Major mergers and acquisitions entail a high level of risk for any private equity firm. Between 70% and 90% of M&A fail to deliver on their investment plan, while 60% of transactions actually destroy, rather than create, shareholder value.
Even successful M&A face difficulties in realising post-deal value creation. An analysis of over 15,000 companies found performance, growth, and margins typically decrease following a PE acquisition. The analysis points to management misalignment, distraction and structural changes as the common causes.
The Body Shop’s recent struggles demonstrate the importance of aligning management, in particular. While there are contributing factors for the company’s decline, shortly after its most recent buyout, The Body Shop saw the departure of many of its senior managers including CEO, and general counsel.
It is not the only example. Bain & Company recently highlighted a PE-owned company in the packaging industry that failed to achieve its revenue growth due to misalignment between the leadership style of a newly hired sales chief and the company’s culture.
Avoiding these pitfalls requires a comprehensive human capital strategy, and ideally this should be outlined prior to any M&A deal. This strategy should assess culture differences, interrogate and align management styles and motivations, and provide plans for employee engagement and leadership succession.
Housed within a measurable framework, a human capital ROI strategy provides additional pre-deal due diligence. It further de-risks M&A, enabling PE firms to mitigate post-deal performance reduction, cultural disruption, and potential business fails. This is what the strategy should cover.
Leadership
Assessing the various leadership teams’ capabilities and dynamics is critical. This is done through tools like psychometric testing to gain insights into strengths, weaknesses, and interpersonal relationships. Creation of the leadership team profile will identify potential leadership gaps that could hinder the achievement of strategic objectives post-acquisition.
Incorporating leadership programmes can help address these weaknesses and develop post-M&A leadership skills. These development areas include strategic thinking, change management, and emotional intelligence, to equip leaders with the abilities to navigate post-M&A integration and to drive sustainable growth.
A multi-level succession plan is also essential to prepare for unexpected leadership transitions and to ensure the organisation has a pipeline of capable leaders ready to step up when needed. This safeguards against the type of damaging leadership talent drain The Body Shop witnessed.
Culture
Measuring cultural compatibility pre-M&A identifies potential culture clashes that could derail post-deal integration efforts. For instance, the informal, agile culture of a start-up may conflict with the structured, hierarchical approach of a traditional business, leading to corrosive friction.
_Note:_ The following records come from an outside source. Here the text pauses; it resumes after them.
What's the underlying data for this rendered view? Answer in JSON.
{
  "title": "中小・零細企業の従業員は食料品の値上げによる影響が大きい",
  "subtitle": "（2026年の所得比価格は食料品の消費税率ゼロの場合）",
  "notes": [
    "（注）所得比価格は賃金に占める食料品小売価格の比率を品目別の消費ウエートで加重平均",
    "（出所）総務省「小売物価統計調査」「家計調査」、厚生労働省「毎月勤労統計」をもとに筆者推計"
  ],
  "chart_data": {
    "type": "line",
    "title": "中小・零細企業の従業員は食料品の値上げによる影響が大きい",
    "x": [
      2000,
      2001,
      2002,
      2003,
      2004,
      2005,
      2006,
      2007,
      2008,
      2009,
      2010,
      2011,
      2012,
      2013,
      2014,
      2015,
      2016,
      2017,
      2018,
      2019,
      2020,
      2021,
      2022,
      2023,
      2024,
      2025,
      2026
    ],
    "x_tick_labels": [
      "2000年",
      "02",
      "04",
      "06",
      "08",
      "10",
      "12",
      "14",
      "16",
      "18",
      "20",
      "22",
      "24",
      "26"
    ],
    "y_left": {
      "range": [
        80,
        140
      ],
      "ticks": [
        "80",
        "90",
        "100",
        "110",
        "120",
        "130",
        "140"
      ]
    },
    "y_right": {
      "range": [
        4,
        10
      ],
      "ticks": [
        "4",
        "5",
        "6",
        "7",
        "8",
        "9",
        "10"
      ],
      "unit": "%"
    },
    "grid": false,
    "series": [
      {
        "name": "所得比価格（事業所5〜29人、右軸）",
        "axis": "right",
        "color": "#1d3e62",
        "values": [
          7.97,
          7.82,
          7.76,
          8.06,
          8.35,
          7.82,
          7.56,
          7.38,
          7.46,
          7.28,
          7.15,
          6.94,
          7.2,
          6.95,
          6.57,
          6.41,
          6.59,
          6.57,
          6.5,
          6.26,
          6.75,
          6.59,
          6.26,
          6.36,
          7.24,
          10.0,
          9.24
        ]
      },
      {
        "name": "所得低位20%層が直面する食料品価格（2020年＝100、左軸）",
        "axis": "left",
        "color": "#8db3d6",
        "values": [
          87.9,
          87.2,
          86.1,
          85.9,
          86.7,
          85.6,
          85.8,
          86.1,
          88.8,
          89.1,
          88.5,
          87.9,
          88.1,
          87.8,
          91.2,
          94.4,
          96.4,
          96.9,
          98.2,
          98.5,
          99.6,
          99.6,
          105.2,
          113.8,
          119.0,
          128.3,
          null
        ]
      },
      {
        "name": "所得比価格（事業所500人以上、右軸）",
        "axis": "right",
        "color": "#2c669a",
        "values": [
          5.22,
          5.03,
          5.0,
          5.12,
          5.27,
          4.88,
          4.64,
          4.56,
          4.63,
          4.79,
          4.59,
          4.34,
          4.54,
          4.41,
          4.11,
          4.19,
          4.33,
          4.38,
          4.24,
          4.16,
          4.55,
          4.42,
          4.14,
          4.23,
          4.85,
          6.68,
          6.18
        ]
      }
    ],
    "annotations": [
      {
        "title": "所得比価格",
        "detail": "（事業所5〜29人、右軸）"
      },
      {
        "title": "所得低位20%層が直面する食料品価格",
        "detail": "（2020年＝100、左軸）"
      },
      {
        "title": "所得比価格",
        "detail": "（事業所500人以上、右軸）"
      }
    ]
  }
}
To bridge these cultural divides, it’s essential to establish clear post-deal objectives (the what) and implementation approach (the how) that both parties align on.
McKinsey underscores the importance of aligned objectives, considering them the foundational “glue” that sustains partnerships within the PE ecosystem. By focusing on common goals, PE firms can facilitate a smoother integration process, blending diverse cultures into a cohesive, collaborative environment that drives sustainable growth and value creation.
Employee engagement
Effective communication, employee inclusion in the transition, and open feedback channels ensure ongoing employee engagement and productivity during and after a deal.
Articulating changes transparently and involving staff in the transition process helps alleviate uncertainties and fosters a culture of trust and collaboration. Establishing mechanisms for employees to voice their concerns and suggestions not only aids in identifying and addressing potential issues early on but also empowers employees by valuing their input.
Effective employee engagement mitigates post-deal loss of talent. McKinsey notes that responsibility and recognition, i.e. involving and empowering employees in the M&A, is essential in retaining essential employees post-deal.
This approach maintains morale while also ensuring a smoother integration process by leveraging the collective insights and commitment of the workforce, ultimately contributing to the successful realisation of post-deal goals.
Reward
Evaluating and aligning financial compensation and benefits with the strategic goals is crucial for fostering a performance-oriented culture within the new organisation.
PE firms must ensure the reward systems are competitive and reflect the market rates to prevent the departure of key talent. This not only motivates employees by aligning their rewards with the company’s objectives but also secures the human capital essential for driving the post-deal success and growth.
By calibrating compensation packages to the market standards and the newly set goals, PE firms can enhance commitment and performance across the board, supporting a smooth transition and the realisation of the acquisition’s full potential.
Measure ROI of the human capital strategy
Evaluating the return on investment (ROI) of a human capital strategy is essential to understand its impact on an organisation’s overall success. This involves analysing a broad spectrum of indicators beyond mere financial performance, including turnover rates, productivity levels, and the outcomes of employee satisfaction surveys.
Additionally, tracking incidents of cultural clashes provides insights into the effectiveness of integration efforts post-deal. By taking a holistic approach to measuring the ROI of human capital strategies, organisations can pinpoint areas of strength and opportunities for improvement, ensuring that their human capital initiatives are directly contributing to their strategic objectives and enhancing the organisation’s value proposition.